Le coup de force et la nouvelle Constitution du Président Saïed

Depuis la fin de la période coloniale, et jusqu’en 2011, la République tunisienne a connu un régime politique régi par une Constitution, où la figure du Président était centrale. Le premier Président, Habib Bourguiba, élu en 1957, a été remplacé en 1987 par Zine El-Abidine Ben Ali, après un coup d’Etat. En 2011, la Révolution des œillets a conduit au départ de Ben Ali, à qui les insurgés ont reproché de gouverner de manière trop autoritaire. Après un long processus de discussion entre les différents acteurs de la vie publique issus de la Révolution, la Constitution de 2014 introduisait en Tunisie un régime démocratique parlementaire, dans lequel une pluralité de partis pouvaient s’exprimer, et où le pouvoir était réparti entre la présidence, le gouvernement et le parlement. 

La surprise fut réelle lorsqu’en juillet 2021, le quatrième Président tunisien, Kaïs Saïed, pourtant démocratiquement élu en 2019, a décrété l’état d’urgence. Saïed a procédé par étapes: le 25 juillet 2021, il suspend le parlement, et s'autoproclame le leader du pays et chef de son parti; il concentre les pouvoirs sur lui, en se positionnant en législateur, puis en mars 2022 il dissout le parlement; en juillet 2022, il réussit à faire adopter par référendum une nouvelle Constitution, qui lui donne les pleins pouvoirs. 

Ces décisions n’étaient pas fondées en droit: Saïed a bien invoqué l’Art. 80 de la Constitution de 2014, mais n’en a pas respecté les conditions d’application; il s’est placé dans le cadre des textes, mais pas dans la légalité. Or, comme le parlement n’avait pas réussi à se mettre d’accord sur la nomination de la Cour constitutionnelle, pourtant prévue par la Constitution de 2014, il n’y a pas eu d’instance à laquelle le parlement aurait pu faire appel en la matière, laissant ainsi le champ libre au Président.

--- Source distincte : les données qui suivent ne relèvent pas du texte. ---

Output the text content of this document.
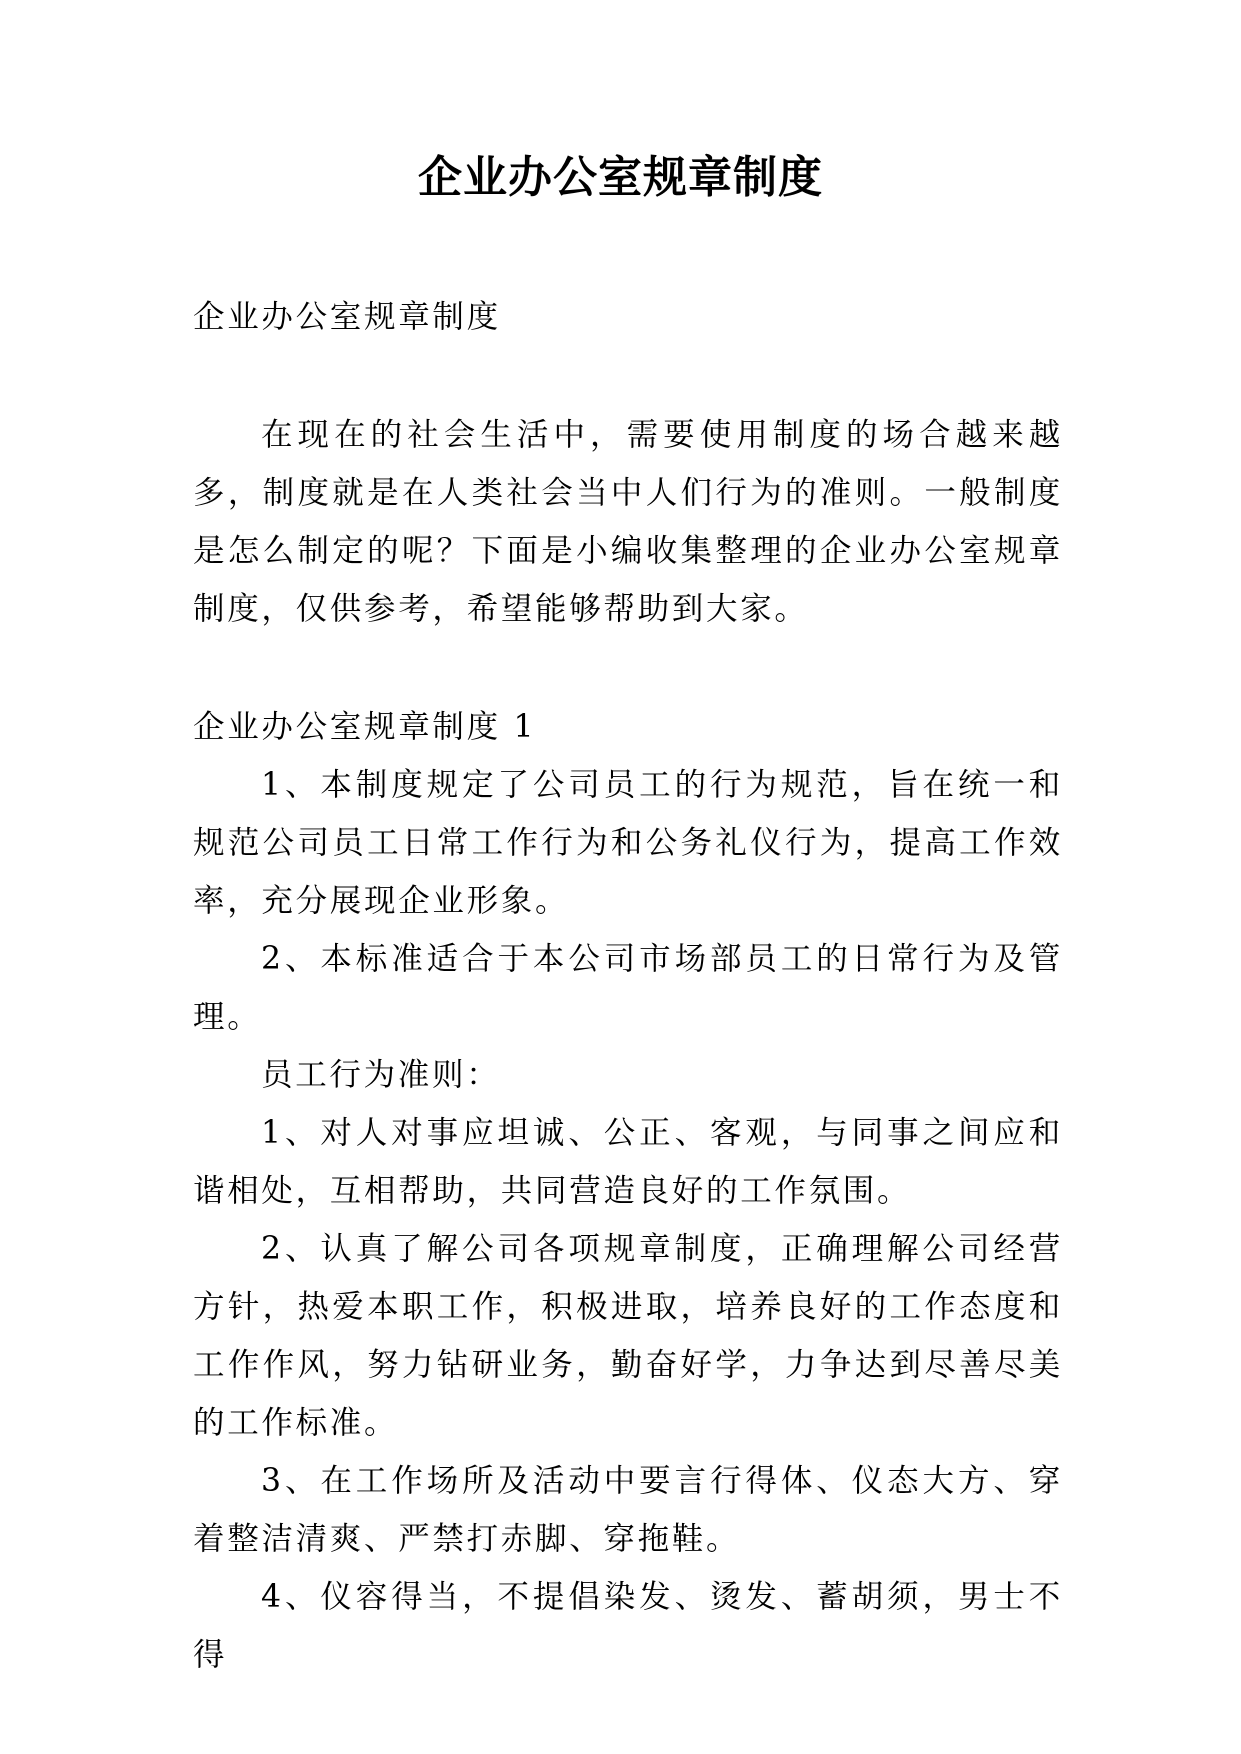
企业办公室规章制度

企业办公室规章制度

在现在的社会生活中，需要使用制度的场合越来越多，制度就是在人类社会当中人们行为的准则。一般制度是怎么制定的呢？下面是小编收集整理的企业办公室规章制度，仅供参考，希望能够帮助到大家。

企业办公室规章制度 1

1、本制度规定了公司员工的行为规范，旨在统一和规范公司员工日常工作行为和公务礼仪行为，提高工作效率，充分展现企业形象。

2、本标准适合于本公司市场部员工的日常行为及管理。

员工行为准则：

1、对人对事应坦诚、公正、客观，与同事之间应和谐相处，互相帮助，共同营造良好的工作氛围。

2、认真了解公司各项规章制度，正确理解公司经营方针，热爱本职工作，积极进取，培养良好的工作态度和工作作风，努力钻研业务，勤奋好学，力争达到尽善尽美的工作标准。

3、在工作场所及活动中要言行得体、仪态大方、穿着整洁清爽、严禁打赤脚、穿拖鞋。

4、仪容得当，不提倡染发、烫发、蓄胡须，男士不得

Il y a bien eu des réactions au coup de force de la part des partis et de composantes de la société civile, et quelques critiques ont été formulées par les démocraties occidentales (voir le rapport de la Commission de Venise), mais cela n’a pas suffi à faire changer la trajectoire de Saïed, qui s’est montré très déterminé. Depuis juillet 2021, les interventions de la police et de l’armée, qui sont sous l’autorité du Président, ont été plus nombreuses que pendant les dix années précédentes, avec arrestations, assignations à résidence de leaders politiques, et interdictions de manifestations contre le Président. De 2011 à juillet 2021, il y a eu 10 procès devant les tribunaux militaires, soit 10 en 10 ans, et dans la période suivante, jusqu’à mars 2022, il y en a eu 22 en 7 à 8 mois. On pourrait en conclure que ces évolutions remettent en question les acquis de la Révolution, et qu’elles sont un grave danger pour la démocratie et les libertés. Pourtant, certains pensent qu’il s’agit juste d’une étape sur le chemin vers une forme de démocratie plus mûre.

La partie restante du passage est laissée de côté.